A key problem with the implementation of the theoretical CPP is that in real-world graphs, not every edge is always reachable by all other edges. Therefore, various extensions had to be made to allow the computation of a CPP route using OSM data. For example, within a larger area, rarely all road segments are accessible exclusively via the roads located in the area. It is often necessary to leave the area to access these otherwise inaccessible parts of the road network.
Eventually, we were able to create a working prototype of the CPP in Valhalla. In addition to the function of freely selecting the area to be traveled, restricted zones, so called no-go areas, can also be defined. After selecting the vehicle type (car, bicycle, pedestrian, etc.), the CPP route can be calculated, which also includes turn-by-turn navigation.

Use cases & applications
Modulo 0
08-26
10:10
5min
MapFish Print, the classic printing component, a project update
Andreas Jobst, Andreas Jobst

MapFish Print is a mature Java-based open source software (BSD-2 license) for printing maps. Opposed to frontend solutions such as inkmap (https://github.com/camptocamp/inkmap), MapFishPrint runs server side and is integrated in several open source GIS frameworks like GeoMapFish ( for creating geoportal applications) or geOrchestra (spatial data infrastructure).
The classic approach to deploy MapFish Print is using a WAR-file in a Servlet Container (for example Tomcat), while it can also be integrated into cloud environments with prebuilt Docker images. Alternatively, MapFish Print’s core printing library can also be integrated into other projects programmatically.

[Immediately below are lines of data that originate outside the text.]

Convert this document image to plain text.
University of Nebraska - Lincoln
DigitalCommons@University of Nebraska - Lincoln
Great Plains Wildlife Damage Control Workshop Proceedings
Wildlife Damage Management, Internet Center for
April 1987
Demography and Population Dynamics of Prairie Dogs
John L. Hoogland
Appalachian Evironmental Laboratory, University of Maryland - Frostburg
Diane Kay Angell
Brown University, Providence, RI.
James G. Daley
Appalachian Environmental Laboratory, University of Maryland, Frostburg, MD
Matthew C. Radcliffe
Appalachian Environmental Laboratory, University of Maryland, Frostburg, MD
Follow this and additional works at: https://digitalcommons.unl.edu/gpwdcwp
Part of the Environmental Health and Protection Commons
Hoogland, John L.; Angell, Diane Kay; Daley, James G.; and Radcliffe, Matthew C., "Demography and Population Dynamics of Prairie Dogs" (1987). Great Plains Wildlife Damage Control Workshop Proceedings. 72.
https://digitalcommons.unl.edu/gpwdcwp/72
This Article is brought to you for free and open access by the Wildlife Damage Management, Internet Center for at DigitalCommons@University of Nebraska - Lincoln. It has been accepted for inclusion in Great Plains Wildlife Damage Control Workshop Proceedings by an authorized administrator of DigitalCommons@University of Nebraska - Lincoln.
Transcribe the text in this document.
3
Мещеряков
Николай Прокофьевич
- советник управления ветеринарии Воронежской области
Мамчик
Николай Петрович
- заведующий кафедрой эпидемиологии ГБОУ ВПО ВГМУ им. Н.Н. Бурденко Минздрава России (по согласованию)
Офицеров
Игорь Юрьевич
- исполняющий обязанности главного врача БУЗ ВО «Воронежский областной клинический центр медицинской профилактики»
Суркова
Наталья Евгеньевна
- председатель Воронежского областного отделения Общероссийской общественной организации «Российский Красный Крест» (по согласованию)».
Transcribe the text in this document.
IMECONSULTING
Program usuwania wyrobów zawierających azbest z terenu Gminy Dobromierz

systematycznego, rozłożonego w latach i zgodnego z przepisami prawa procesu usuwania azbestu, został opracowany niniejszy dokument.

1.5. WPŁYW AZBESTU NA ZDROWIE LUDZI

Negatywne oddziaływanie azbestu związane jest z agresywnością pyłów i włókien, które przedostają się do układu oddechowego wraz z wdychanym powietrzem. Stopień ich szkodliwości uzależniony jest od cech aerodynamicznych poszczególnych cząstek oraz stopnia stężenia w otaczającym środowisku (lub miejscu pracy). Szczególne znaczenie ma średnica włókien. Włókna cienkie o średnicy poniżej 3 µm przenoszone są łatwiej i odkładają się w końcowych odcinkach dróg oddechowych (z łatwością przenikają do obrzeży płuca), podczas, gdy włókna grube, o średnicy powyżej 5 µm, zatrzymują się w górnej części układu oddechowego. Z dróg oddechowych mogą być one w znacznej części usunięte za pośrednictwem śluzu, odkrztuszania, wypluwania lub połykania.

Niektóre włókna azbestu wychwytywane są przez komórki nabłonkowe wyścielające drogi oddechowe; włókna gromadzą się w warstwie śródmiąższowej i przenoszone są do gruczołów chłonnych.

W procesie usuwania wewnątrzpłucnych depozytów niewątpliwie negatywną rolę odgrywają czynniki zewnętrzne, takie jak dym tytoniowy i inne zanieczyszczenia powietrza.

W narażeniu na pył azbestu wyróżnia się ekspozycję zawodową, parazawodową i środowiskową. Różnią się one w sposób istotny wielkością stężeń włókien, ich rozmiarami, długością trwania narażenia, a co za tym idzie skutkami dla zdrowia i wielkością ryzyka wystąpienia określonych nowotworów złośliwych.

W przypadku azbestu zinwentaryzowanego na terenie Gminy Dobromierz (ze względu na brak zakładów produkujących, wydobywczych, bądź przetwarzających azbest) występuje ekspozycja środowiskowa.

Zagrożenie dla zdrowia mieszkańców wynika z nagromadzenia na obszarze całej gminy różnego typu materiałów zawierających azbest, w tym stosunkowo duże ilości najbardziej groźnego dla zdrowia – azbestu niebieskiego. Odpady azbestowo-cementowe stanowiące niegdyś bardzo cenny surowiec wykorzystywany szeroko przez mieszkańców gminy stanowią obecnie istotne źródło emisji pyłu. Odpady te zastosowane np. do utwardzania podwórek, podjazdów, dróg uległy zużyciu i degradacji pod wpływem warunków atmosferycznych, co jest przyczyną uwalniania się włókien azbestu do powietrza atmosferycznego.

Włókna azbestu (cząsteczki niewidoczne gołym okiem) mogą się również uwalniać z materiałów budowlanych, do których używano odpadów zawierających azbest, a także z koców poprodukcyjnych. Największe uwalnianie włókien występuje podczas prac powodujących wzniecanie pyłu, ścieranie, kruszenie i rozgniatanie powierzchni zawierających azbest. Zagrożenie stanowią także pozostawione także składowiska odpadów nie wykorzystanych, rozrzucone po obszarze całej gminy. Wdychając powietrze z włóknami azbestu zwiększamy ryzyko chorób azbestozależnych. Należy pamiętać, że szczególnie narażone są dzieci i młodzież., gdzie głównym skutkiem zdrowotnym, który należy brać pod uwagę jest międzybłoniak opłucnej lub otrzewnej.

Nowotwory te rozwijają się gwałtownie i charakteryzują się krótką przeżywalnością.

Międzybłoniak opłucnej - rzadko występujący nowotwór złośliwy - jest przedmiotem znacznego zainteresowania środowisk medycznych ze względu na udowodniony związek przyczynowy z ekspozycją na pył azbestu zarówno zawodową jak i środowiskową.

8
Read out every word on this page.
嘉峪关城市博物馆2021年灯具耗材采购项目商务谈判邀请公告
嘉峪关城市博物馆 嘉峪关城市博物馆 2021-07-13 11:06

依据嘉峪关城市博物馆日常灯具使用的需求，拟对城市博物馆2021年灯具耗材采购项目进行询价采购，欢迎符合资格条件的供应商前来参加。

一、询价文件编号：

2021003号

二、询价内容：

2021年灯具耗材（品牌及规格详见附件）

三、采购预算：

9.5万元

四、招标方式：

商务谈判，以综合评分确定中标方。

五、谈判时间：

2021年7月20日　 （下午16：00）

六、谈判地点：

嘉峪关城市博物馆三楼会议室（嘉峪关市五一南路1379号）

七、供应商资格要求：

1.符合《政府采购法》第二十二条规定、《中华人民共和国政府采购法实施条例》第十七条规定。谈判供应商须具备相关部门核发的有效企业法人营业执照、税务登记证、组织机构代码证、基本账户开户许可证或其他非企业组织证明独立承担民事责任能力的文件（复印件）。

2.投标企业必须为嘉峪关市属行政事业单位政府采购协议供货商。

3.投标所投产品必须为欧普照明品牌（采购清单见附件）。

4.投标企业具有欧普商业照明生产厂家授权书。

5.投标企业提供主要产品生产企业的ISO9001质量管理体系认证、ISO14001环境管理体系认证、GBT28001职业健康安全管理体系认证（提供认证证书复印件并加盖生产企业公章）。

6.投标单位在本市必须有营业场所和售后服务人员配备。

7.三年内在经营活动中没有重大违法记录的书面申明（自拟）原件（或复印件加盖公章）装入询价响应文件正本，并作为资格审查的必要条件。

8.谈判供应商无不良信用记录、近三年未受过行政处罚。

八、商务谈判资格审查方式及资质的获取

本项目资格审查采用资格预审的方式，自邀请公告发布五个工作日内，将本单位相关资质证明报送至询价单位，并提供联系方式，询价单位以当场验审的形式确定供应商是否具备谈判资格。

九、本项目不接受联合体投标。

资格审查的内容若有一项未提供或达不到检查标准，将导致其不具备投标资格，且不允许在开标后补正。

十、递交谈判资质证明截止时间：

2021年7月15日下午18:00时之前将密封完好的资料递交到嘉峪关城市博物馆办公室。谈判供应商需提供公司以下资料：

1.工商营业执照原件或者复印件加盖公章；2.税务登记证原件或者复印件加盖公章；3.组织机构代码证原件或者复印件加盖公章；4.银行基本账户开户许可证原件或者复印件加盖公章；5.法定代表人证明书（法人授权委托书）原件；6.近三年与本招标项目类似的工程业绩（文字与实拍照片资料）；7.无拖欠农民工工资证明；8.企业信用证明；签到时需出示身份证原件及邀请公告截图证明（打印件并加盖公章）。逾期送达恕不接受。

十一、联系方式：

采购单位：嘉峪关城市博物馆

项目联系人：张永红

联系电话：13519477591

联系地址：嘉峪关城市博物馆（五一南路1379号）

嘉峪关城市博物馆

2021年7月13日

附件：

MapFish Print supports the common data formats and standards (WMS, WFS, WMTS, GeoJSON, etc.) and provides access to rich cartographic features like rotations, grids, north-arrow or legends and multi-page printing. The layout is defined by a JasperReports template and a YAML configuration file. The template allows users to define the layout, include elements for maps, legends, grids and alphanumeric tables. Clients request a concrete print-out with a JSON-Request, providing along information like bounding-box, map layers and other data. The final report will be rendered by MapFish Print either as PDF or as a raster image and returned to the client.
We will present a summary of existing features as well as new (e.g. tiled WMS with buffered tiles for rendering large areas without label conflicts) and planned features of the MapFish Print open source project.